O debate sobre coleções latino-americanas desperta novo interesse no momento em que obras ganham espaço no mercado de arte. Traz à baila algumas questões de fundo, fazendo lembrar a tardia compreensão do legado artístico da América Latina. Como se sabe, os pintores latino-americanos só passam a ser reconhecidos de acordo com coordenadas da arte ocidental moderna, à medida que participam de movimentos de vanguarda do Hemisfério Norte – de certo modo permeáveis às características de “outras” culturas.
Há sempre muito a dizer sobre a atribuição de valor estético, que alicerça o processo de criação artística e o entendimento sobre domínios da arte nacional e internacional. Caberia destacar o aparecimento de poéticas modernas de âmbito local e até mesmo certa irradiação continental, como se poderia falar em relação à pintura muralista ou da versão latino-americana do movimento construtivista. Para o que concorre a crítica sobre como atuam os museus nacionais no apuro da participação de artistas na formação de histórias da arte, ampliando a visibilidade dos contemporâneos. Mas, afinal, o que aproxima as obras de artistas do continente americano? Que critérios identificam artistas entre pares e obras latino-americanas? O que possuem em comum, se é que possuem? Desde quando passam a ser colecionadas em conjunto enquanto tal, ou passam a pertencer aos acervos internacionais?
Alguns fatos ajudam a nortear esta conversa sobre a tardia formação de coleções latino-americanas que só passam a atuar na esfera pública neste século. O Museu de Arte Latino-Americana de Buenos Aires (MALBA) surge no início de século XXI, obra da sensibilidade do empresário argentino Eduardo Costantini, que reuniu coleção de artistas da América Latina a partir de expressões da modernidade do século XX. Sua iniciativa de criar uma fundação e constituir um acervo público permitiu que pudessem ser reunidas e apreciadas lado a lado obras como Abaporu, de Tarsila do Amaral, e de outros artistas, como Torres-Garcia e Xul Solar.

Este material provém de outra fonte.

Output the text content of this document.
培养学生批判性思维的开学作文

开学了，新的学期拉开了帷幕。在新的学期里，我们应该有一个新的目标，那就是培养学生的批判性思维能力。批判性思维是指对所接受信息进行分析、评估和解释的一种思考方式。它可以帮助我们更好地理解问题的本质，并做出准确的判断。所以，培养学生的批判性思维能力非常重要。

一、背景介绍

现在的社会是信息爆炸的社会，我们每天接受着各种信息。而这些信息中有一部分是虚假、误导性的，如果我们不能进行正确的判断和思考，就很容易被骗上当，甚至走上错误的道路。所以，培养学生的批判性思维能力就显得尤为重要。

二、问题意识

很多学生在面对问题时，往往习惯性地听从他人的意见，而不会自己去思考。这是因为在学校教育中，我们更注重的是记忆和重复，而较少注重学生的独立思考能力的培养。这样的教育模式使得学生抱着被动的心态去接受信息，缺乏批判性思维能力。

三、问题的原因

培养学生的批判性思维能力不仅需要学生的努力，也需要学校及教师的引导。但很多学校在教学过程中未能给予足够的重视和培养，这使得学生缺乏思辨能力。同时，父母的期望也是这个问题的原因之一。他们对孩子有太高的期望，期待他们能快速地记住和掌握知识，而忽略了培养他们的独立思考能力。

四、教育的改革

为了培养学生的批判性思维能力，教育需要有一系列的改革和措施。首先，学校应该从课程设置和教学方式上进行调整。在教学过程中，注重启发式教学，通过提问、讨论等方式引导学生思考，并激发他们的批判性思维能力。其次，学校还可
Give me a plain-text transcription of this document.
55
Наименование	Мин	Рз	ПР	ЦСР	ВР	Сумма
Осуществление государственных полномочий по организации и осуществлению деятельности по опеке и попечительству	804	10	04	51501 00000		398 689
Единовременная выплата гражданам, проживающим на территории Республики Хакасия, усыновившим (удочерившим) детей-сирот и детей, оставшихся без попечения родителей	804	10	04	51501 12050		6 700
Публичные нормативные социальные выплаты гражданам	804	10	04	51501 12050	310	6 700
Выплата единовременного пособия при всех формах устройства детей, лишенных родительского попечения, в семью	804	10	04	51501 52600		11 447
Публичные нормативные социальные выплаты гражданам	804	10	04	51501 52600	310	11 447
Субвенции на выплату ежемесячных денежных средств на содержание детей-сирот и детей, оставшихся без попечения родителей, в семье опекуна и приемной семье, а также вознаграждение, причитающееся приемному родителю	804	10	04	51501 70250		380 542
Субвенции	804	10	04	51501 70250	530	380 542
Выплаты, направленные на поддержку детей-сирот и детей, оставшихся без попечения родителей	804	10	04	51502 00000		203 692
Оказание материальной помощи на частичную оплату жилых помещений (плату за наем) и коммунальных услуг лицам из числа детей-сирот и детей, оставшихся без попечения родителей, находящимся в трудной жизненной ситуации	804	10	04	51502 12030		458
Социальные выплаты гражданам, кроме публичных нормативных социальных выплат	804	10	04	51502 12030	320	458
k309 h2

Outro fato relevante, mais recente, foi a criação da Coleção Latino-Americana no Museum of Fine Art, Houston por Mari Carmen Ramírez, desenvolvido juntamente com o projeto Documentos sobre Arte na América Latina e Arte Latina nas Américas, coordenado por ela dentro do departamento latino-americano da instituição, com a colaboração de especialistas de diversos países. Importante ainda são iniciativas como a exposição Paisagem nas Américas: Pinturas da Terra do Fogo ao Ártico, atualmente em cartaz na Pinacoteca de São Paulo e que reúne obras de grandes artistas do continente americano, como os brasileiros Tarsila do Amaral e Pedro Américo, os americanos Frederic Church e Georgia O’Keeffe, os mexicanos José Maria Velasco e Gerardo Murillo, o Dr. Atl, os canadenses Lawrren Harris e David Milne, o venezuelano Armando Reverón e o uruguaio Pedro Figari, entre outros. Projetos como esses, apontam valores que emergem da história do continente, sob diferentes ângulos estéticos.